Recipe inspired by:

Recipe made by: Robbie Shorr

Something I’ve seen more and more of recently is desserts claiming to be healthy. One manifestation of this is sugar-free and flourless desserts, while another is desserts which include fruits and veggies. Look, let’s be honest with ourselves: Do we really think a cupcake is healthy because it has bananas and zucchini? However, once you can get past this “health” fad, you can realize that fruits and veggies can be great dessert components, not for their vitamins and nutrients but because of their flavor. With that in mind, here’s a recipe which combines one common fruit dessert and one common veggie dessert into a deliciously autumnal cake which doesn’t even try to be healthy.


  • 1 1/2 cups sugar
  • 1 cup vegetable oil
  • 3 eggs
  • 2 cups flour, plus more for topping
  • 2 tsps cinnamon, plus more for topping
  • 1 tsp baking soda
  • 1 tsp vanilla
  • 1/2 tsp salt, plus more for topping
  • 3 cups grated carrots (5 big carrots, or you can just buy them pre-grated)
  • 4 granny smith apples
  • Brown sugar
  • Lemon juice
  • Margarine



  1. Preheat the oven to 350°F, and grease a 9×13 cake tin.
  2. Mix the sugar, oil, and eggs in a large bowl until smooth.                                      
  3. Add the flour, cinnamon, vanilla, baking soda, and salt, mixing until combined. This mixture will be a bit thicker (i.e., more cookie-y and less cakey) than a standard cake batter, but that’s ok because the carrots add moisture.                                             
  4. Grate the carrots (or just use store-bought grated carrots) and fold them in to the batter until evenly distributed.                                                                 
  5. Pour the batter into the greased 9×13 tin.                                               

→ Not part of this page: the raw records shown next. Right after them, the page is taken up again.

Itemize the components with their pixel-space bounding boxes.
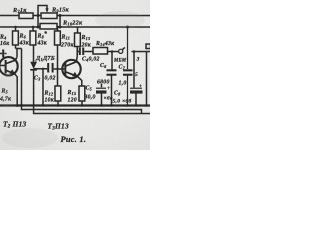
main bus (minus rail) y=105.5: [0, 104, 150, 106]
junction dots mid: [42, 68, 59, 71]
wire: output line right y=51.5: [132, 51, 151, 53]
resistor R9 (variable, with arrow loop): [41, 13, 57, 19]
wire: T3 collector riser: [75, 47, 78, 62]
wire: rail connector x=60: [59, 15, 61, 26]
resistor R11: [54, 27, 60, 86]
cut element top right: [146, 44, 151, 49]
junction dots top rails: [14, 14, 129, 29]
wire: C7 to bus: [126, 76, 128, 106]
capacitor C7: [123, 70, 133, 74]
resistor R14: [93, 48, 108, 55]
wire: T2 emitter to bus: [15, 74, 17, 106]
resistor R7: [19, 13, 33, 19]
wire: second rail y=27: [0, 26, 150, 28]
wire: tap to bus x=43: [42, 68, 44, 105]
resistor R10: [40, 23, 57, 29]
wire: top supply rail segments y=15.5: [0, 14, 150, 16]
transistor T3 (PNP П13): [62, 60, 80, 78]
electrolytic C5: [96, 84, 107, 106]
wire: C3 left lead from diode line: [34, 68, 48, 70]
wire: C6 drop: [111, 52, 113, 70]
wire: diode anode down, corner to lower rail: [34, 70, 150, 114]
capacitor C3: [48, 63, 52, 73]
wire: T2 base lead: [0, 64, 5, 66]
capacitor C6: [107, 70, 117, 74]
electrolytic C8: [130, 88, 143, 105]
wire: rail connector x=38: [37, 15, 39, 26]
wire: T2 collector bar and risers: [15, 48, 21, 105]
T2 emitter arrowhead: [9, 69, 15, 74]
T3 emitter arrowhead: [72, 72, 78, 77]
wire: transformer box right leg x=146.5: [145, 52, 147, 106]
wire: transformer box left leg x=134: [133, 52, 135, 88]
wire: R14 to jack node: [108, 51, 119, 53]
wire: rheostat arm loop over R9: [38, 5, 47, 15]
diode D1 (Д7Б): [30, 62, 37, 70]
capacitor C4: [77, 48, 93, 56]
arrowhead of R9 arm: [45, 8, 48, 13]
resistor R8: [30, 27, 36, 45]
wire: T3 emitter to R15: [77, 76, 81, 86]
resistor R15: [79, 86, 85, 106]
faint scan blotches: [0, 11, 145, 148]
resistor R12: [55, 86, 61, 106]
middle rail y=109.5: [21, 105, 141, 113]
wire: C7 line from rail: [127, 27, 129, 69]
resistor R13: [75, 27, 81, 46]
wire: C6 to bus: [110, 76, 112, 106]
resistor R6: [13, 27, 19, 49]
capacitor at left edge (input coupling, cut): [0, 49, 7, 57]
wire: R8 to diode: [33, 45, 35, 62]
wire: C3 right lead to T3 base: [54, 68, 65, 70]
bus junction dots: [16, 50, 148, 107]
jack terminal circle: [119, 47, 125, 53]
scan grain overlay: [0, 0, 150, 150]
paper background: [0, 0, 150, 150]
transistor T2 (PNP П13): [0, 57, 18, 75]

  1. Core and slice the apples, and add them to a bowl. (It’s ok if the slices are thick).
  2. Add some lemon juice to the bowl, trying to get it on each slice. Lemon juice is necessary because it contains citric acid, which means that the oxidative browning of apples can’t happen because the pH… oh sorry, I got carried away.
  3. Add some brown sugar and cinnamon to the bowl and toss.
  4. Pour the apple mixture on top of the batter.

Crumb Topping

  1. In a bowl, mix some flour, brown sugar, and a pinch of salt.
  2. Crumble some margarine into the bowl, trying to evenly distribute the globs.
  3. Pour this mixture on top of the apples.                                  
  4. Bake at 350°F for 40-45 minutes, or until a tester comes out clean.

Why this recipe is good for college students:

  • Though this cake seems daunting, there really isn’t that much prep time, especially if you use pre-grated carrots and pre-sliced apples. Additionally, this recipe only calls for basic baking ingredients, and the topping doesn’t even require any measuring at all.

Why this recipe is good for those who keep Kosher:

  • Unfortunately, most carrot cake recipes call for cream cheese frosting, rendering an otherwise parve dessert dairy. The apple topping, however, is able to add the same sweetness while keeping the cake parve.

What I would do differently if I made this recipe again

  • As mentioned above, the carrots provide moisture which gives the batter it’s cake-like consistency. To maximize this effect, I would’ve made sure to grate my carrots right before adding them to the batter. I grated my carrots before preparing the batter and the moisture loss was noticeable.
  • Considering how free form the topping is, it was a waste to actually use bowls to prepare it. If I were to make this recipe again, I would dump all of the topping ingredients directly on top of the batter instead of preparing them separately first.